Find the foot of the perpendicular drawn from the point $\hat{i}+6\hat{j}+3\hat{k}$ to the line $\overrightarrow{r}=\hat{j}+2\hat{k}+\lambda \left(\hat{i}+2\hat{j}+3\hat{k}\right).$ Also, find the length of the perpendicular

Answer 1

Let L be the foot of the perpendicular drawn from the point P ($\hat{i}+6\hat{j}+3\hat{k}$) to the line $\overrightarrow{r}=\hat{j}+2\hat{k}+\lambda \left(\hat{i}+2\hat{j}+3\hat{k}\right).$

Let the position vector L be
$\overrightarrow{r}=\hat{j}+2\hat{k}+\lambda \left(\hat{i}+2\hat{j}+3\hat{k}\right)=\lambda \hat{i}+\left(1+2\lambda \right)\hat{j}+\left(2+3\lambda \right)\hat{k}$ ...(1)


Now,
$$\begin{gathered} \overrightarrow{PL}=\mathrm{Position}\mathrm{vector}\mathrm{of}L-\mathrm{Position}\mathrm{vector}\mathrm{of}P \\ \Rightarrow \overrightarrow{PL}=\left\{\lambda \hat{i}+\left(1+2\lambda \right)\hat{j}+\left(2+3\lambda \right)\hat{k}\right\}-\left(\hat{i}+6\hat{j}+3\hat{k}\right) \\ \Rightarrow \overrightarrow{PL}=\left(\lambda -1\right)\hat{i}+\left(2\lambda -5\right)\hat{j}+\left(3\lambda -1\right)\hat{k}...\left(2\right) \end{gathered}$$


Since $\overrightarrow{PL}$ is perpendicular to the given line, which is parallel to $\overrightarrow{b}=\hat{i}+2\hat{j}+3\hat{k}$, we have

$$\begin{gathered} \overrightarrow{PL}.\overrightarrow{b}=0 \\ \Rightarrow \left\{\left(\lambda -1\right)\hat{i}+\left(2\lambda -5\right)\hat{j}+\left(3\lambda -1\right)\hat{k}\right\}.\left(\hat{i}+2\hat{j}+3\hat{k}\right)=0 \\ \Rightarrow 1\left(\lambda -1\right)+2\left(2\lambda -5\right)+3\left(3\lambda -1\right)=0 \\ \Rightarrow \lambda =1 \end{gathered}$$

Substituting $\lambda =1$ in (1), we get the position vector of L as $\hat{i}+3\hat{j}+5\hat{k}$.
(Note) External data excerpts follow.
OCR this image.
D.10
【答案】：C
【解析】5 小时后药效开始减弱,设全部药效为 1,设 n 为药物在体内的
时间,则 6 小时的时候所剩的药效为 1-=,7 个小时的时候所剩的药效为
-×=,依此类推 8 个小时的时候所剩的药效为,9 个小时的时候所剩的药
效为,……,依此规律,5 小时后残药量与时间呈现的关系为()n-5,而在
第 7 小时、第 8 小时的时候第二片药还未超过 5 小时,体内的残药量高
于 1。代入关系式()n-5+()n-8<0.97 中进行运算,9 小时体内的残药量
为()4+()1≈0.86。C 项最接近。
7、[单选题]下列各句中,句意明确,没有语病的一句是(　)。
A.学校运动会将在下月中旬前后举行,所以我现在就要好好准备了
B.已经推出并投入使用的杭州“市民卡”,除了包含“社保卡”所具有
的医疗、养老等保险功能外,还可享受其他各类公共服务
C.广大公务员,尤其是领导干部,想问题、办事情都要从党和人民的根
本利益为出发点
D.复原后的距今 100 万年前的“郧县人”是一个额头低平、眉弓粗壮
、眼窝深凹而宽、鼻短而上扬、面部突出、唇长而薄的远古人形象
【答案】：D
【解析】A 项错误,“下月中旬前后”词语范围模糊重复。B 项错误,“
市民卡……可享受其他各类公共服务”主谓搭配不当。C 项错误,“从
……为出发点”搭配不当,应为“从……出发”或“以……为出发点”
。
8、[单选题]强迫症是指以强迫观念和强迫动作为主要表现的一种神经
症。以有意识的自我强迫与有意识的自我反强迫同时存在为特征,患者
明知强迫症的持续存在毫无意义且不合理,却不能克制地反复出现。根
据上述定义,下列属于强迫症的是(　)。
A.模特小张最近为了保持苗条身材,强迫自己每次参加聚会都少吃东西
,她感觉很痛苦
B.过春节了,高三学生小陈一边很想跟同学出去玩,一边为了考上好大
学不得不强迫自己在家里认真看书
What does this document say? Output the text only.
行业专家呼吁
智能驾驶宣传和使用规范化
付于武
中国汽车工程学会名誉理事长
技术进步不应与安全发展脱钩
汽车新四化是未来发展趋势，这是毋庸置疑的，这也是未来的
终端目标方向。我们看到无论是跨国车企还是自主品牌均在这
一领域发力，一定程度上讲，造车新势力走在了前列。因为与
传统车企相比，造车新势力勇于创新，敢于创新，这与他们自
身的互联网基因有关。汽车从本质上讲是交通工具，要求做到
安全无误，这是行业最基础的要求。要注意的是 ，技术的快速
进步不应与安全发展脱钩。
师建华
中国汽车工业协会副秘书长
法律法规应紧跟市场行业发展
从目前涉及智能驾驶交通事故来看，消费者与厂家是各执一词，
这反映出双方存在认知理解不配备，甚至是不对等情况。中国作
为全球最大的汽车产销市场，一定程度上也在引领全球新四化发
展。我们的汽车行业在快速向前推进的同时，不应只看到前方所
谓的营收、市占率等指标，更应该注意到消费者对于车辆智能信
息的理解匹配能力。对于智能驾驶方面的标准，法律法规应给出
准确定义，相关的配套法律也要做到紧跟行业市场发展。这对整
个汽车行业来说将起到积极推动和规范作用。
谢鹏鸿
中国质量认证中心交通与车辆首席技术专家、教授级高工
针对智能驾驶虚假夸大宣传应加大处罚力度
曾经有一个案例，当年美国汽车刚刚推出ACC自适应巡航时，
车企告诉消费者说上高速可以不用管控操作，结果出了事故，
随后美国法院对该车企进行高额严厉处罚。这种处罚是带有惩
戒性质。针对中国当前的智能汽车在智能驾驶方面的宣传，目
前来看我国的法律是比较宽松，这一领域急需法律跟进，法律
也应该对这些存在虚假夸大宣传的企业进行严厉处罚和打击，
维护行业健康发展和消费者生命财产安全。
Substituting $\lambda =1$ in (2), we get
$\overrightarrow{PL}=-3\hat{j}+2\hat{k}$
$$\begin{gathered} =\sqrt{{\left(-3\right)}^2+2^2} \\ =\sqrt{13} \end{gathered}$$

Hence, the length of the perpendicular from point P on PL is $\sqrt{13}\mathrm{units}$.